I love music. I’ve played the piano since I was seven. The last time I tried to play, I discovered that I wasn’t able to read the bass clef on a sheet of music. Also, my left hand had lost its musical memory for the bass clef. I visualized playing the saxophone, which is treble clef, and my left hand remembered the notes.
I could not remember the most fundamental things: notes. Like almost everyone who learns to play the piano when they are young, your piano teacher encourages you to make up funny lines to remember the name of each key and letters on the clef. As I sat in front of my piano, my mind was blank. I longed for those phrases I tossed aside long ago. I opened the lid of my piano bench where I use to store trinkets, such as an an apple green spiral notebook with crazy white notes scattered on the cover, that contained my first six months of music theory. Then, I remembered that I had put what was left of my beginning piano music in a file drawer. Three rows of steel cabinets were downstairs in the basement. There was no way I would be able to navigate the stairs.
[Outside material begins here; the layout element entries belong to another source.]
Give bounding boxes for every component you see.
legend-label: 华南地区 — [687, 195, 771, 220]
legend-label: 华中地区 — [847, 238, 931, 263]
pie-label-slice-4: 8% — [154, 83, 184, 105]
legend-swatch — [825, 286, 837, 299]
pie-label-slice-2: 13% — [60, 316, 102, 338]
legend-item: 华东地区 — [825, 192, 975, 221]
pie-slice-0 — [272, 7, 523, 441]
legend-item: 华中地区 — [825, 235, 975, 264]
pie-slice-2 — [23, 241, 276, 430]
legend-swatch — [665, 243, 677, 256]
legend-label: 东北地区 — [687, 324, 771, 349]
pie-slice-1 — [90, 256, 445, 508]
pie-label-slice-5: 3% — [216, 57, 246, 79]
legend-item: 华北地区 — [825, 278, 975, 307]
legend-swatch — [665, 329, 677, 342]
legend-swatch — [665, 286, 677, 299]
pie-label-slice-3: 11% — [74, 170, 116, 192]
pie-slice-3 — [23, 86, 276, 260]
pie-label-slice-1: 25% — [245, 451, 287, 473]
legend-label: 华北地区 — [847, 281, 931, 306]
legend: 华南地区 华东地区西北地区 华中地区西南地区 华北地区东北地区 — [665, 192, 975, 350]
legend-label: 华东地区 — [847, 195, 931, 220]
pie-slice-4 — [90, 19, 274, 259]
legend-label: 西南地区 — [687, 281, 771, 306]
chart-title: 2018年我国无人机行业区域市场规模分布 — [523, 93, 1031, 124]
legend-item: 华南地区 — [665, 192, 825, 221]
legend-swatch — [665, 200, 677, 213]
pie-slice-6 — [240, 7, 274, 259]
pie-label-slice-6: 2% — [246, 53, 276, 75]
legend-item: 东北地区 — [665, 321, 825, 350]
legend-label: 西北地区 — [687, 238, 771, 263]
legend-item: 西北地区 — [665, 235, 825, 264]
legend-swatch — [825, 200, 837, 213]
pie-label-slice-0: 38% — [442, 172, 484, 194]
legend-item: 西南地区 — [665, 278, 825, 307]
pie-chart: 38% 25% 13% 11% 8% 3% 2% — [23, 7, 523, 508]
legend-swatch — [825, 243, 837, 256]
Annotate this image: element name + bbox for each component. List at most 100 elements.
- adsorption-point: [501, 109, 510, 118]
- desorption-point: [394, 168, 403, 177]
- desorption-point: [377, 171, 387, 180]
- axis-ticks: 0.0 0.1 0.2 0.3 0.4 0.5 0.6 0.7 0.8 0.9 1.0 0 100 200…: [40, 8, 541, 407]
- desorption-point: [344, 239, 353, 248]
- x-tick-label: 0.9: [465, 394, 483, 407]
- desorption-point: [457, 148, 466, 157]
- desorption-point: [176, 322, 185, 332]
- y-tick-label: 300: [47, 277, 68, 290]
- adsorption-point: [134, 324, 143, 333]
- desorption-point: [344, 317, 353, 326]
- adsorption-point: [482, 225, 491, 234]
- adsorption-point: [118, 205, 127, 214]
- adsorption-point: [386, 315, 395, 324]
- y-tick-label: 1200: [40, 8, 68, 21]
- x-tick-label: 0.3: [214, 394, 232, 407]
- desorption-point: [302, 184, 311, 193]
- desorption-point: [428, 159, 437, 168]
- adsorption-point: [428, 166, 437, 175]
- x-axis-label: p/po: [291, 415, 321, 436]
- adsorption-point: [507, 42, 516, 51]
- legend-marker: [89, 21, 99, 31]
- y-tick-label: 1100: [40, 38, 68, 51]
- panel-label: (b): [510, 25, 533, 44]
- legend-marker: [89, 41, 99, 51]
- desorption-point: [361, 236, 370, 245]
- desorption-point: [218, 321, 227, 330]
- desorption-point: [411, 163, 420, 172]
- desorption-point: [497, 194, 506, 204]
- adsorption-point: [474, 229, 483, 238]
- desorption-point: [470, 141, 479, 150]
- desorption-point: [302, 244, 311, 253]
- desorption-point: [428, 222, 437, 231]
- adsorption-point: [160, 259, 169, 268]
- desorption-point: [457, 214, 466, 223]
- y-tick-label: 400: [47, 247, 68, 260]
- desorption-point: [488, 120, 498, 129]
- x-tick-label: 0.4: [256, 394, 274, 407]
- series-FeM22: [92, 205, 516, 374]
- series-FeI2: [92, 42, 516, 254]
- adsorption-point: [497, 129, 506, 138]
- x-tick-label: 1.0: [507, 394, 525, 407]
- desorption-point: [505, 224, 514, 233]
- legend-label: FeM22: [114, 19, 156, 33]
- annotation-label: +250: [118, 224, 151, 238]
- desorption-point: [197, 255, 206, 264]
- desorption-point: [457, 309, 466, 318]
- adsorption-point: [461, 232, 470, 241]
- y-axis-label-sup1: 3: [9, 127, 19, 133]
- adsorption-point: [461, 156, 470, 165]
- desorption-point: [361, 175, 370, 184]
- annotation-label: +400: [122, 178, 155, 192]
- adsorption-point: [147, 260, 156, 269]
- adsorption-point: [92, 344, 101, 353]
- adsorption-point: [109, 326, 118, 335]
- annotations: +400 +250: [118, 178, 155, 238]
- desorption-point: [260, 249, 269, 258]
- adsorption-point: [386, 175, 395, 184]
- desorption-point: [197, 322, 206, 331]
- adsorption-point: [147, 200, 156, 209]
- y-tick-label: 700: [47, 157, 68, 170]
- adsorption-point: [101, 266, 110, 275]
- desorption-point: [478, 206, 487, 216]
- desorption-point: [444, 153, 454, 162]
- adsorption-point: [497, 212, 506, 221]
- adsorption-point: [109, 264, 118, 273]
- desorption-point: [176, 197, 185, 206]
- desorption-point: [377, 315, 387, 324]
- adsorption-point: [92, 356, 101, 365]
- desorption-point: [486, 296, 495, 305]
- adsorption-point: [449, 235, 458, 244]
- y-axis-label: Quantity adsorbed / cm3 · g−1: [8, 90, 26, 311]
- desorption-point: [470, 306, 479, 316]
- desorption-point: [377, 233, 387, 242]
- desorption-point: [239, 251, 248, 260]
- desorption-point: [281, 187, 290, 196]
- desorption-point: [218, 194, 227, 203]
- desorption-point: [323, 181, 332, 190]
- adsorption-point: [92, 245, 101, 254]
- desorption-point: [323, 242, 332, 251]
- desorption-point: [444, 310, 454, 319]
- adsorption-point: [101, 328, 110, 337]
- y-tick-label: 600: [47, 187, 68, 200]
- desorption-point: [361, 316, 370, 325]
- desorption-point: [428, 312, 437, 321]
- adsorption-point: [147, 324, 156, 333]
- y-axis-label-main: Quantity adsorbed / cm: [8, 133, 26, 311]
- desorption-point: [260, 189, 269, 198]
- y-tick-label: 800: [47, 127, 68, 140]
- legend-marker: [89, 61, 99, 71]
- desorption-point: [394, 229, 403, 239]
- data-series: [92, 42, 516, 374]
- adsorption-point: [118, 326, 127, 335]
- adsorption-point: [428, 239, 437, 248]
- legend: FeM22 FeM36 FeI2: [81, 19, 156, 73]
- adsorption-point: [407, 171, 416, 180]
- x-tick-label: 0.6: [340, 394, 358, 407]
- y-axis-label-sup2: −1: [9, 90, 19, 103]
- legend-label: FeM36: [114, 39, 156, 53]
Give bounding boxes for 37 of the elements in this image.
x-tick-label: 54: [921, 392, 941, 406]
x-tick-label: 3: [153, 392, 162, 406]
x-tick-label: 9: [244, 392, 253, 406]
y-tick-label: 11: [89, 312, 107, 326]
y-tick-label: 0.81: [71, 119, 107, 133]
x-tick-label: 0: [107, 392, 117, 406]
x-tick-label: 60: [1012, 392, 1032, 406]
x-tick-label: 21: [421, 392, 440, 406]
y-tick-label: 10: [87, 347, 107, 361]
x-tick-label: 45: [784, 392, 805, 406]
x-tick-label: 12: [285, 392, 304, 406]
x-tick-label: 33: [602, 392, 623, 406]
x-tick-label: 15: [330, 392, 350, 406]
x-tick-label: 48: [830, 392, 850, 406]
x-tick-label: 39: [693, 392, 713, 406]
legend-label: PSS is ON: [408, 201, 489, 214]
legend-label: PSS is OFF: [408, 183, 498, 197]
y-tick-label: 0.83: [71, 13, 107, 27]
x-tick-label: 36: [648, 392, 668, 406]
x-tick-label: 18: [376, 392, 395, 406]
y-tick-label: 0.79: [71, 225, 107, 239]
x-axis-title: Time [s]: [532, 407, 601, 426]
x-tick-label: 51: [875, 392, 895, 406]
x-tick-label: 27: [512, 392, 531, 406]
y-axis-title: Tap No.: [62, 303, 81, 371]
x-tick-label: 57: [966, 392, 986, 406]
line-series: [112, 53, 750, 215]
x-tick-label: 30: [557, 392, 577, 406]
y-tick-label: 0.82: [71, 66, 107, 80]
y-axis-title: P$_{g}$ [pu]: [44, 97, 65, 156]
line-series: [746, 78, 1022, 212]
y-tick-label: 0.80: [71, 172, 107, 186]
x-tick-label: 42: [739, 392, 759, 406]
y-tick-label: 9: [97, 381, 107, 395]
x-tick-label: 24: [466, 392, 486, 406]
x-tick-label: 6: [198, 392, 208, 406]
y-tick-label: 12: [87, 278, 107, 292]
When I was a girl, my teacher use to give me plastic busts of composers each year. My favorite bust was given to me by my mother. It was as larger bust of a handsome young Chopin with blue eyes and cornflower blond hair. Once, when I was eight, I was having a difficult time playing a piece and I took the bust outside, placed in on the grass and danced around it. I was wearing a sunny yellow dress then, in Texas. But as I sat there at the piano that day, I pictured myself going outside in my house dress and dancing a jig with the crazy old Turkish woman who lived across the street. No inspiration there. No bass clef.
Now as I sit here typing, those childhood phrases are flooding my mind. Every Good Boy Does Fine Always, FACE Good Boys, Bad Girls Eat Candy All Fall, All Funny Black Geese Eat. My piano is in storage now. But, down the hall in a small room there sits my childhood piano, terribly out of tune, its legs gnawed from a crazy dog and sticky keys from a gaggle of young nieces trying to play Heart and Soul. Maybe it’s time two old friends got together. Maybe I can find my lost bass clef.
Right now I’m listening to Live365 radio on the internet. One of my favorite stations is Celtic Moon. If you are a fan of Loreena McKennitt‘s style of music, then you should tune into this station.
What I love about Live365 radio, is they provide so many small radio stations that play different types of music. My brother listens to it when he gets home from work. He is also a fan of Celtic music. But, his tastes have always been more eclectic. I will never forget the timeless melody of Dead Skunk in the Middle of the Road which he played over and over again on his turntable. He is the only person I know that has the entire musical collection of Focus, a yodeling foreign rock band founded by a classically trained flautist.
It’s time for me to go to an on-line support group meeting, so goodbye for now.